Participants in this study tended to be more young, female, and higher educated than the general population. However, within this sample, significant differences in lifestyle scores were not found between men and women, young, middle, and older-aged adults, or between participants of White or other racial backgrounds. However, higher education levels were associated with higher Lifestyle Scores. Consequently, the generalizability of the findings should be investigated in other populations and cultures. Also, modified lifestyle tracking measures could be developed for cultures with different weight management factors. Moreover, the present study was cross-sectional; therefore, an important issue is the directionality of whether high lifestyle scores caused weight management success or were merely associated with it. Consequently, experimental or longitudinal designs would be valuable in addressing causality. Additional research can also use qualitative techniques to explore patients’ experiences when attempting to increase Lifestyle Scores. Digital service providers could use research from lifestyle metrics to design apps and devices that deliver helpful feedback to users. Since this study examined LS differences between BMI groups, the statement from the American Medical Association about the limitations of the BMI is worth noting. Namely, that BMI correlates with fat mass in the general public but loses predictability when applied to individuals (Tanne, Citation2023).
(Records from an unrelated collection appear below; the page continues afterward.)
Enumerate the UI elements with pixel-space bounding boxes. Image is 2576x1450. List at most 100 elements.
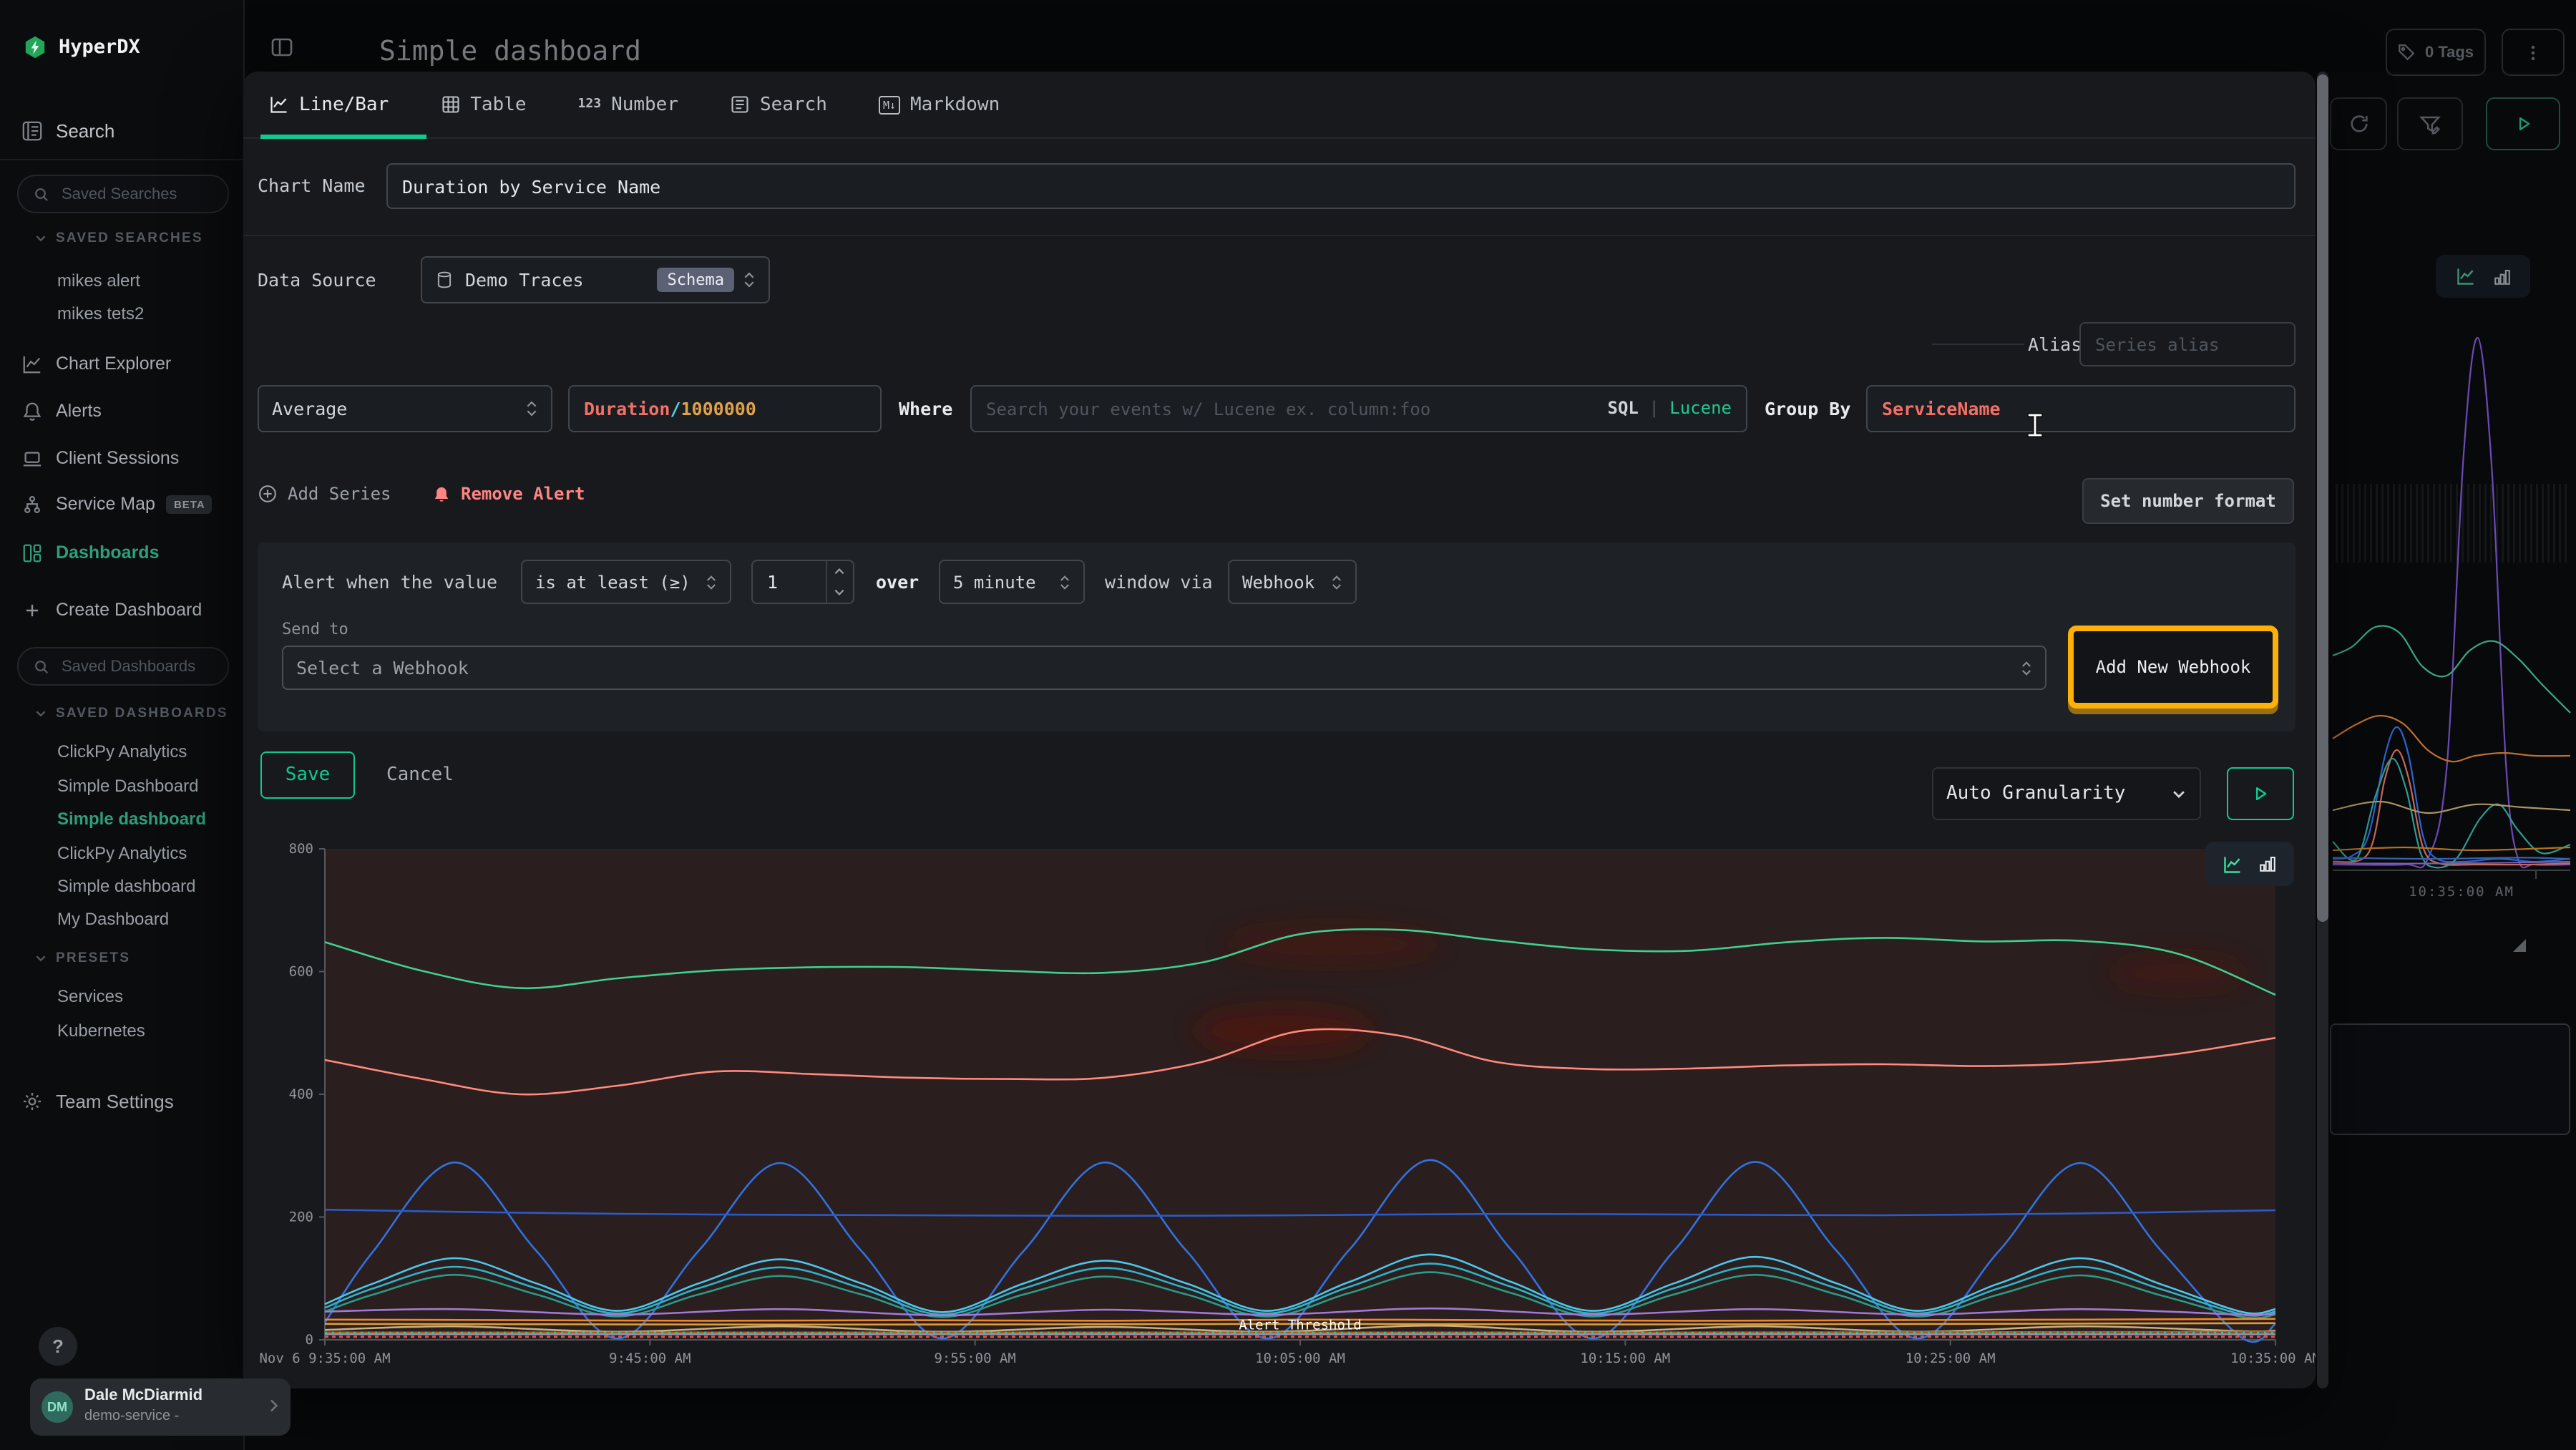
laptop-icon [20,447,43,469]
sidebar-item-chart-explorer[interactable]: Chart Explorer [0,348,243,379]
brand[interactable]: HyperDX [23,34,140,60]
alias-input[interactable] [2079,322,2296,366]
over-label: over [876,560,919,604]
where-label: Where [899,385,952,432]
user-subtitle: demo-service - [84,1408,179,1424]
modal-scrollbar-thumb[interactable] [2317,74,2328,922]
add-series-button[interactable]: Add Series [258,484,391,504]
play-icon [2514,115,2532,133]
lucene-toggle[interactable]: Lucene [1669,398,1732,418]
spinner-down-icon[interactable] [833,585,846,598]
bell-icon [20,399,43,422]
svg-text:10:35:00 AM: 10:35:00 AM [2230,1351,2316,1366]
svg-text:10:25:00 AM: 10:25:00 AM [1906,1351,1996,1366]
saved-dashboards-input[interactable] [59,656,208,676]
field-token: Duration [584,398,670,419]
webhook-select[interactable]: Select a Webhook [282,646,2046,690]
markdown-icon: M↓ [879,95,900,114]
add-new-webhook-highlight: Add New Webhook [2068,626,2278,709]
granularity-select[interactable]: Auto Granularity [1932,767,2201,820]
via-label: window via [1105,560,1213,604]
spinner-up-icon[interactable] [833,565,846,578]
alert-channel-select[interactable]: Webhook [1228,560,1357,604]
series-connector-line [1932,344,2024,345]
group-by-label: Group By [1765,385,1850,432]
line-chart-icon[interactable] [2455,266,2475,286]
chevron-down-icon [34,232,47,245]
sidebar-item-team-settings[interactable]: Team Settings [0,1085,243,1116]
tag-icon [2398,43,2416,62]
tab-line-bar[interactable]: Line/Bar [269,94,389,115]
tab-markdown[interactable]: M↓ Markdown [879,94,1000,115]
bar-chart-icon[interactable] [2492,267,2511,286]
sidebar-item-alerts[interactable]: Alerts [0,395,243,427]
set-number-format-button[interactable]: Set number format [2082,478,2294,524]
svg-text:800: 800 [289,841,313,857]
field-expression-input[interactable]: Duration/1000000 [568,385,882,432]
user-chip[interactable]: DM Dale McDiarmid demo-service - [30,1378,291,1436]
save-button[interactable]: Save [260,751,355,799]
sidebar-item-client-sessions[interactable]: Client Sessions [0,442,243,474]
gear-icon [20,1089,43,1112]
tab-table[interactable]: Table [440,94,526,115]
chart-type-toggle[interactable] [2205,842,2294,886]
run-chart-button[interactable] [2227,767,2294,820]
search-doc-icon [20,119,43,142]
tags-button[interactable]: 0 Tags [2386,29,2486,76]
alert-threshold-input[interactable] [753,561,844,603]
chart-name-input[interactable] [386,163,2296,209]
sql-toggle[interactable]: SQL [1608,398,1639,418]
kebab-menu-button[interactable] [2502,29,2565,76]
sidebar-item-dashboards[interactable]: Dashboards [0,537,243,568]
saved-searches-input[interactable] [59,184,208,204]
refresh-button[interactable] [2330,97,2387,150]
group-by-input[interactable]: ServiceName [1866,385,2296,432]
tab-number[interactable]: 123 Number [578,94,678,115]
background-chart-type-toggle[interactable] [2436,255,2530,298]
play-icon [2251,784,2270,803]
events-search-input[interactable] [972,386,1616,431]
svg-text:0: 0 [306,1332,313,1348]
data-source-select[interactable]: Demo Traces Schema [421,256,770,303]
help-button[interactable]: ? [39,1327,77,1366]
presets-header[interactable]: PRESETS [34,950,130,966]
bar-chart-icon[interactable] [2258,855,2277,873]
saved-searches-header[interactable]: SAVED SEARCHES [34,230,203,246]
data-source-label: Data Source [258,256,376,303]
alert-window-select[interactable]: 5 minute [939,560,1085,604]
add-new-webhook-button[interactable]: Add New Webhook [2096,657,2251,677]
chevron-down-icon [34,952,47,965]
toggle-divider: | [1649,398,1659,418]
dashboard-grid-icon [20,541,43,564]
run-query-button-background[interactable] [2486,97,2560,150]
saved-searches-search[interactable] [17,175,229,213]
alert-condition-select[interactable]: is at least (≥) [521,560,731,604]
sidebar-collapse-icon[interactable] [270,36,293,59]
sidebar-item-search[interactable]: Search [0,115,243,146]
refresh-icon [2348,113,2369,135]
preview-chart: 0200400600800Nov 6 9:35:00 AM9:45:00 AM9… [243,830,2316,1377]
alias-label: Alias [2028,322,2082,366]
page-title: Simple dashboard [379,36,641,67]
remove-alert-button[interactable]: Remove Alert [432,484,585,504]
hierarchy-icon [20,492,43,515]
divider [0,159,243,160]
chevron-updown-icon [1331,573,1342,590]
field-token: 1000000 [681,398,756,419]
create-dashboard-button[interactable]: Create Dashboard [0,594,243,626]
tab-search[interactable]: Search [730,94,827,115]
filter-edit-icon [2419,112,2441,135]
beta-badge: BETA [167,495,213,513]
sidebar-item-service-map[interactable]: Service Map BETA [0,488,243,520]
aggregation-select[interactable]: Average [258,385,552,432]
database-icon [435,271,454,289]
filter-button[interactable] [2397,97,2463,150]
cancel-button[interactable]: Cancel [386,751,454,799]
background-dashboard-chart: 10:35:00 AM [2330,240,2576,908]
saved-dashboards-header[interactable]: SAVED DASHBOARDS [34,706,228,721]
search-doc-icon [730,94,750,115]
tags-label: 0 Tags [2425,44,2474,61]
resize-corner-icon[interactable] [2513,939,2526,952]
saved-dashboards-search[interactable] [17,647,229,686]
line-chart-icon[interactable] [2223,854,2243,874]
Notwithstanding the association between lifestyle scores of 50 + and success, it is important to remember that the more ambitious the lifestyle changes are, the less likely an individual may be to sustain them. Also, a score of 50 + is not necessary for everyone, as many participants in the current study reported weight management success with lower scores.

5. Conclusions

A healthy lifestyle through multiple behavioral changes is recommended for long-term success in weight management. Specific amounts of healthy lifestyle have not been well established, but lifestyle metrics may be useful in that regard. This study followed up on the utility of the Lifestyle Score (LS) from a pilot study of the Lifestyle Questionnaire for Weight Management. Overall, the LS trended with self-reported weight management success, recent weight loss, avoiding weight regain, and obesity status – especially in higher dosages of healthy lifestyle. Indeed, over 90% of individuals with an LS of 50 + reported success with weight management. The LS and other lifestyle metrics may also be helpful clinical tools to raise patients’ awareness of their weight patterns compared to individuals who have successfully managed weight. Lifestyle metrics could also warn of future weight gain in currently healthy weight individuals. The LS can also play a role in research to quantify healthy lifestyles. Future research is needed to test the LS as a reliable metric for weight management success in different settings and populations since education level was the only demographic in this sample that showed statistical significance. Lifestyle metrics, such as the LS, may broaden the ability of researchers and health practitioners to support patients’ success in a relatively inexpensive and broad-reaching modality.

Ethics statement

The study was conducted in accordance with the Declaration of Helsinki and was approved by an Institutional Review Board. See details under Methods.

Informed consent

All participants provided informed consent prior to participation. They were provided with details about the nature of the study and that they were free to stop participating at any time for any reason without negative consequences.

Author’s contributions

CA and RH designed the questions for participants. CA performed the statistical analysis. LW assisted with the literature review and proofreading. All authors approved the final manuscript.

Acknowledgments

The authors wish to express gratitude to the study’s participants for their time and interest.

Disclosure statement

No potential conflict of interest was reported by the author(s).

Data availability statement

The dataset used in this study is available for reasonable purposes through correspondence with the first author.